O afamado capitão trazia consigo os feitos marítimos notáveis
de que participara durante as lutas no Chile. Sobressaía a argúcia da
inteligência combinada com o uso da força, cujas manobras, em pouco tempo, lhe
auferiram o garbo de hábil soldado e bom político, o que serviria para
consagrar a unidade de parte das províncias do Império ainda conflagradas, a
ponto de quase constituírem Estados independentes. Foi o caso do Norte do
Império, ainda sob a ocupação das tropas portuguesas que resistiam à
independência do Brasil. Nas batalhas que o bravo marinheiro travou no Maranhão
diante da esquadra portuguesa, fazendo aparentar uma superioridade militar que
não tinha, em força e calibre de suas canhoneiras, o Lord fustigou, pondo o
inimigo ao largo do Oceano Atlântico e obrigando o grosso da tropa a se refugiar
em Portugal. Apresou mais de cem navios e cerca de três mil homens foram feitos
prisioneiros.
Em
reconhecimento, Cockrane passou a integrar a fidalgaria do Império. Viu-se agraciado
pelos seus serviços com o título de Marquês
de Maranhão e lhe foram feitas doações de terra. Por mérito do capitão,
fez-se a incorporação na tropa brasileira os ingleses Grenfell, Taylor,
Crosbie, W. Jackson, Crewley, Clarence, Monson, Wallace, March, Jannary e
Charles Rose, dentre outros, marinheiros que, pelo reconhecimento de suas
bravuras, assumiram o posto de oficiais da Armada. Em pouco tempo, seus nomes
foram incorporados à nomenclatura civil nacional.
O
Ministro das Relações Exteriores lhe reservava o maior respeito, em razão das
tarefas que foram dirigidas ao Almirante inglês, com o reconhecimento de seu
melhor desempenho nas atribuições. Dizia José Bonifácio em carta: - Entretanto, V. Ex., não sendo menos hábil
político que guerreiro, e por outro lado gozando da confiança de S. M. o
Imperador, está nas circunstâncias de empregar todos os meios que estão ao seu
alcance e autorização para aplanar quaesquer difficuldades do momento, que se
opponham ao êxito da sua importante commissão... 12 de julho de 1823, Rio de
Janeiro.
Uma
vez consolidada a independência do Brasil, D. Pedro foi responsabilizado por
Lord Cockrane de não cumprir os pagamentos devidos, fazendo com que o Almirante
regressasse a Inglaterra desgastado com o Brasil, inúmeras foram as missivas
dirigidas ao Imperador, cobrando a dívida, sem sucesso. O Norte do Império fora
reconquistado, os navios e tropas portuguesas haviam sido tangidas, expulsas
para Portugal.
Por
conta do imbróglio, o título de Marquês do Maranhão foi repudiado pelo
agraciado que, ao escrever suas Memórias,
já residindo na Inglaterra, chamou
o Brasil de país de caloteiros. Por conta dessa desdita, Lord Cockrane teve
confiscadas as terras que lhe tinham sido doadas pelo Estado brasileiro. O
almirante inglês apenas reclamara o pagamento objeto do contrato que firmara
com o governo imperial.
Essa
pendenga quanto ao pagamento não realizado e a irritação do Almirante da Armada
por não receber o que lhe era devido, exatamente conforme o combinado, em sendo
o primeiro militar, e ainda mais estrangeiro, que ocupou o posto de Almirante
da Armada do Brasil – reconhecidamente o comandante dos feitos que asseguraram
a integridade do Norte brasileiro -, fez com que o herói das lutas navais da
Independência não constasse do merecido registro no Museu da Marinha no Rio de
Janeiro, nem ainda tampouco com destaque o seu reconhecimento nos manuais da Armada.

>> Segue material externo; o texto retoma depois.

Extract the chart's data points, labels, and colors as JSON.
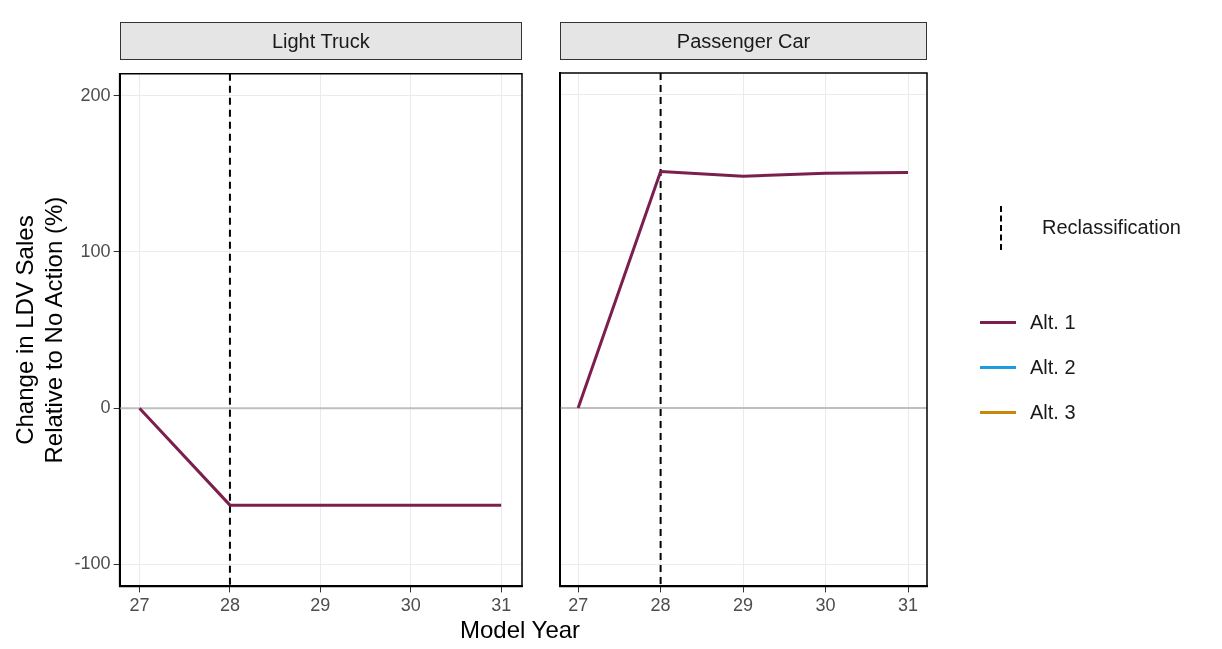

Fazem sentido os termos honrosos, através dos quais, o governo Imperial, na
fala de José Bonifácio, se comunicava com o Almirante, nas correspondências
trocadas com Lord Cockrane: Tenho
presente a carta com que V. Ex. me favoreceu, em data de Maio próximo passado.
Nella vejo o detalhe da illustrada conducta de V. Ex., depois da sua sahida
deste porto, e as diversas difficuldades que V. Ex. tem encontrado, as quaes,
com grande magua, contemplo, e creio dificultosas de vencer, porque se acham,
pela maior parte, de tal fórma enlaçadas com a nossa situação política, que só
se desvanecerão inteiramente quando o sistema geral do Império estiver de todo
concentrado.
Justo e acertado, até a consolidação da independência.
Depois, o jeitinho brasileiro do devo e reconheço, mas só pago quando puder.